The cynical version of this is that hiring managers probably have some KPIs to meet, and being able to squash two roles into one and get a mediocre technical result but great payroll result gets them their annual bonus. I think this is at least driven by the fact that cloud companies don't really do that much - they let you host servers and store objects cheaply as their core offering. All of their ancillary services ( lets say, 120 of the 140 services AWS offers) are just the same hosted servers running pre-configured applications that they didn't build or invent. What this means in practice is that you can start very quickly as a dev in infrastructure knowing very little and get pretty far along by being hand held (via the managed services) from the cloud companies. This allows a dev to stitch together a few yml​ files and get stuff working pretty well, but is a massively suboptimal solution; with the caveat being its probably still cheaper than doing it properly and paying a specialist to do it. Recent cases in point: Optus and Medibank. Both data leaks are retardedly stupid edge case infra issues and a competent devops person would have stopped this.

Are these devs really happy doing these splits of front and back end, what does this really mean to a full stack dev?

The tooling around infrastructure has progressed enormously in the last 3 years. It's not the same world any more. My read is that most full stack computer touchers like being able to harness infrastructure quickly and easily, but anyone who is senior and hasn't invested a significant amount of time learning the nuances is totally aware of their own ignorance. You only have so many hours a day, and if Mr BossMan is breathing down your neck to complete a project you don't have time to upskill yourself. This also means anyone sufficiently technically capable is never fully confident in their infrastructure work, ie they know what they don't know.
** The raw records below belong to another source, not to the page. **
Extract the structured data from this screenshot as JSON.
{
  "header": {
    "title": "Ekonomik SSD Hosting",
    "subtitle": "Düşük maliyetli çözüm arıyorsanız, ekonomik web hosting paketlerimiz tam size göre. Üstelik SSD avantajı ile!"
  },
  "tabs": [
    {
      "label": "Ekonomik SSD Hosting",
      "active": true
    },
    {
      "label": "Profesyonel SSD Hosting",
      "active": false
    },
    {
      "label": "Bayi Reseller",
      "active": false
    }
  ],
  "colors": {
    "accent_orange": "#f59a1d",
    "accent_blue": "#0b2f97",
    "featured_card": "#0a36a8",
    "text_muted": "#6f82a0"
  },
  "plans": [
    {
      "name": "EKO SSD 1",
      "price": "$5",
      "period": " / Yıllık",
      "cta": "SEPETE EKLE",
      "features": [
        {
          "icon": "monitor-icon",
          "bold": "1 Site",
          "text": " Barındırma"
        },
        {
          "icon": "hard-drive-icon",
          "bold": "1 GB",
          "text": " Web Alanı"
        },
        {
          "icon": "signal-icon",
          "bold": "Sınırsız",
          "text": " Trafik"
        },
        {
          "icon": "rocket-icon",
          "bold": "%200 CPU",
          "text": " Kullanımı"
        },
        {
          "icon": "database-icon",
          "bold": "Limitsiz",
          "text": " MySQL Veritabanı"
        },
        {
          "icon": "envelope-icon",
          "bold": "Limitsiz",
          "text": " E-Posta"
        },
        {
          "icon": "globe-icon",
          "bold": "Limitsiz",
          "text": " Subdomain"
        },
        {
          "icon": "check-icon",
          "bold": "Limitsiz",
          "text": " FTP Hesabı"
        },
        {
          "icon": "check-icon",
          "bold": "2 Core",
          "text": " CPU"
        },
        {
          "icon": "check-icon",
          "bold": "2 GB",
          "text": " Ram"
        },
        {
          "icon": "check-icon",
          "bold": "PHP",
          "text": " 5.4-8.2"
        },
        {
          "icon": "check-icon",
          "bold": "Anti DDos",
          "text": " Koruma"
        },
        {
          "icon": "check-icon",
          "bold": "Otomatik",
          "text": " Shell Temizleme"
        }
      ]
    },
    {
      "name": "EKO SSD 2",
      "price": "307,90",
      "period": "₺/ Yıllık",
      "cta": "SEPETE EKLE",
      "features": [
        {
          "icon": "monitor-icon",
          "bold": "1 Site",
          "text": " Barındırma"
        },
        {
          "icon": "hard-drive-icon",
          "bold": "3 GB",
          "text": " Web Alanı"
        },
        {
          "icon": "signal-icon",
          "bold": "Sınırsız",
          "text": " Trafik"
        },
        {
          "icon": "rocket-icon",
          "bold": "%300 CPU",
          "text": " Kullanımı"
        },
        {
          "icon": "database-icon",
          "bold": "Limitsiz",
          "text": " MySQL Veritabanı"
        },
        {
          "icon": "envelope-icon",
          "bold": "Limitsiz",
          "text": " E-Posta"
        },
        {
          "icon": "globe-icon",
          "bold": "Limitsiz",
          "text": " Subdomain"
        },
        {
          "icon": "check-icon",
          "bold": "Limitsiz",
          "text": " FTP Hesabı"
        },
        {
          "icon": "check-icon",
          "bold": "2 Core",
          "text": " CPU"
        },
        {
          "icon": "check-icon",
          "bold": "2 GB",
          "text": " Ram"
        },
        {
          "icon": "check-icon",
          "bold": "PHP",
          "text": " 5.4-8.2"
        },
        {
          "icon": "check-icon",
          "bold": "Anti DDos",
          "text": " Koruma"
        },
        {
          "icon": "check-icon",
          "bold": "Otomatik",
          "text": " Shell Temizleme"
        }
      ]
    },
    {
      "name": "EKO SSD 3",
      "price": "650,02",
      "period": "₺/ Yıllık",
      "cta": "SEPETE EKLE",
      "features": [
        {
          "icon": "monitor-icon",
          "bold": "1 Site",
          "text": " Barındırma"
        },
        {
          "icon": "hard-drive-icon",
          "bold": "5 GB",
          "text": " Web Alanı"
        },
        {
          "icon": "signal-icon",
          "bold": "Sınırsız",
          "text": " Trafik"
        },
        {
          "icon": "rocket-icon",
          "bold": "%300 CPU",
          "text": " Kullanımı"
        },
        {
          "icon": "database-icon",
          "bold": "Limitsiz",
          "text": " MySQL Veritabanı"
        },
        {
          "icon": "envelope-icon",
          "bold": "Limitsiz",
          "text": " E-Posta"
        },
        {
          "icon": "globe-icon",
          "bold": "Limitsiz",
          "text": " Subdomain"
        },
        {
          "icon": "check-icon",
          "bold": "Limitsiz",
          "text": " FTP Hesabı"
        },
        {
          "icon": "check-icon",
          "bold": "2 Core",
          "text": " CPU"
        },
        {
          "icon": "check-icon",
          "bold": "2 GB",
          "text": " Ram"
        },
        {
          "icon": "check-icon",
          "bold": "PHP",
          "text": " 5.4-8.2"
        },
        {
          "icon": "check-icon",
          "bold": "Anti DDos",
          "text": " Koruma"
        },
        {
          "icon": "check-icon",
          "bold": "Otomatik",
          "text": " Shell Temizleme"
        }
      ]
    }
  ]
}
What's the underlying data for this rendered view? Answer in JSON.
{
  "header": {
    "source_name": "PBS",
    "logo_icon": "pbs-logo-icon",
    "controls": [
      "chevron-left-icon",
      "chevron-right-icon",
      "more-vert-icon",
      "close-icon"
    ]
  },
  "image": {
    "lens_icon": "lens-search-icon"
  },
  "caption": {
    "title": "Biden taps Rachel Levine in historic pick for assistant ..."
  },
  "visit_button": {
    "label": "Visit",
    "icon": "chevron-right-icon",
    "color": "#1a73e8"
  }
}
In concrete terms, I think this means that the ability to use infrastructure we see as a blessing, but there is a silent dread deep in every one of us that whispers its wicked little tongue "what if you deploy something incorrectly and you leave a hole in it. Everyone will blame you, and your own self-aware ignorance can have catastrophic effects".

What other trends are you seeing in your space?

The seemingly exponential growth of the amount trend chasers in our industry.

For example, the amount of people that claim to love "functional programming" but have no way to actually define it. Much like Ruby on Rails was a hot term ~10 years ago, and NodeJS was a hot term 7 years ago, and ReactJS is a hot term now with its functional components; I am seeing a massive bandwagon effect of people with no fucking idea what they are talking about espousing the beauty of X whilst fucking it up. This has massively deleterious effects on industry progress, as the right thing done the wrong way makes the non-technical folks distrust it (and rightly so).

It may have always been like this and perhaps I'm just old enough now to see it, but anyone that has buzzword soup on their resume or linkedin profile I think needs a thorough vetting because they're probably full of shit.

What is the new tech that full stack JS devs are wanting to work with?

I can't speak to JS in general, but I can tell you that tailwindcss​ has been the greatest change in frontend work since bootstrap and jQuery before that. Absolutely revolutionary. In a few short years its become the emerging standard. Anyone that has used it is an immediate convert - its impossible to go back to css frameworks once you've tasted it.